Case signals & policy context (2025)

The selection of the Phase 2 cohort, announced in October 2025, highlights the regulatory challenges the MHRA is focused on. The inclusion of tools for AI note-taking, cancer pathology, eye disease detection, and blood-test interpretation shows a clear focus on where intended use definitions and post-market surveillance are most pivotal (Digital Health). This is happening as NHS England's ambient AI guidance sets a practical template for how to manage the clinical safety and legal compliance of these tools, even outside of a formal scribing use-case.

Risks & Misconceptions

"Sandbox = approval." It is not.
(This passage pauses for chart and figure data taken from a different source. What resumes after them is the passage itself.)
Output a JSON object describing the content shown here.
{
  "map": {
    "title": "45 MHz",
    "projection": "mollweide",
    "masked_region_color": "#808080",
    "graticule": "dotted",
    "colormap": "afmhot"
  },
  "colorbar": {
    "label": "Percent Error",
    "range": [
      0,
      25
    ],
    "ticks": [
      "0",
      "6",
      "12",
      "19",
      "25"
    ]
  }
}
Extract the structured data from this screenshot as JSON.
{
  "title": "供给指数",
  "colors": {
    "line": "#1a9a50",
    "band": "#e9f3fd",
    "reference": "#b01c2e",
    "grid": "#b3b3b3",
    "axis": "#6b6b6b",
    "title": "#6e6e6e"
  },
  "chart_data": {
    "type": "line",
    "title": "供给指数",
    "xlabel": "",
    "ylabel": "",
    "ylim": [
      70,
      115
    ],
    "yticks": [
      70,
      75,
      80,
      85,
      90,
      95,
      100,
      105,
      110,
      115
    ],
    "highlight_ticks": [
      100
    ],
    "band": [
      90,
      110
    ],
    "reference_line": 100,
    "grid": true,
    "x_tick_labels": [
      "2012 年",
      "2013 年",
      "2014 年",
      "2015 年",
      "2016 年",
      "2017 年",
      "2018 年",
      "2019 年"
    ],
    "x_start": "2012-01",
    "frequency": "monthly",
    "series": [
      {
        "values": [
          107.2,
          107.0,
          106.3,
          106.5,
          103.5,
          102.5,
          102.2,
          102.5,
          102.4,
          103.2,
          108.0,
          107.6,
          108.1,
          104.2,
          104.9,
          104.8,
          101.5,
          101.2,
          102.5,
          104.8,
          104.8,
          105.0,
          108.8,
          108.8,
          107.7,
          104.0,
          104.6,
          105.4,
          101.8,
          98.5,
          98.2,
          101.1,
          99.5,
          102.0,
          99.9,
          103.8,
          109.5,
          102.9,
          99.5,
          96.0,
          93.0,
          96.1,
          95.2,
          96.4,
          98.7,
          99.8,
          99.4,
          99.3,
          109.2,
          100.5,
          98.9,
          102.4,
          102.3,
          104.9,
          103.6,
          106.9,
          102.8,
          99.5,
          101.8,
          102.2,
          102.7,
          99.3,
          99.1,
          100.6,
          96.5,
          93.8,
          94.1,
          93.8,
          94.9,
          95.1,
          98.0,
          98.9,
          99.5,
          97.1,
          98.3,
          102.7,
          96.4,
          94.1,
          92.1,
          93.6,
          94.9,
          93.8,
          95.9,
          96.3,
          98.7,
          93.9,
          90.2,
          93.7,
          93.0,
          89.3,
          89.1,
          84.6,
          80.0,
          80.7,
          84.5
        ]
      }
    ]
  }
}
Treat the Airlock outputs as a source of evidence and a set of design patterns, not as a marketing authorisation. You will still need to complete the usual UKCA/approval route and satisfy NICE and DTAC requirements.

Under-scoped PMS. The learnings from the Airlock are clear: for adaptive AI, a plan to monitor for model drift and human-AI agreement is not optional; it is a core safety requirement.

UK vs EU divergence. While the UK's sandbox can often move faster procedurally, the EU AI Act's sandboxes will become the standard on the continent. Companies operating in both markets should plan to generate evidence packs that can satisfy both regimes.

FAQs

Does the AI Airlock replace the need for UKCA/MHRA approval?
- No. It is a process to inform regulation and evidence generation. It does not replace the standard UKCA/approval route, nor the need to satisfy NICE and DTAC.
What does the FDA do instead of a central sandbox?
- The FDA's Predetermined Change Control Plan (PCCP) allows manufacturers to pre-agree on a safety-governed plan for how their AI will change and adapt post-market.
Will the EU AI Act's sandboxes affect UK deployments?
- If you operate in both the UK and Europe, yes. The AI Act requires national sandboxes and sets out extensive duties for any medical AI classified as "high-risk." It is wise to plan to meet both regulatory regimes.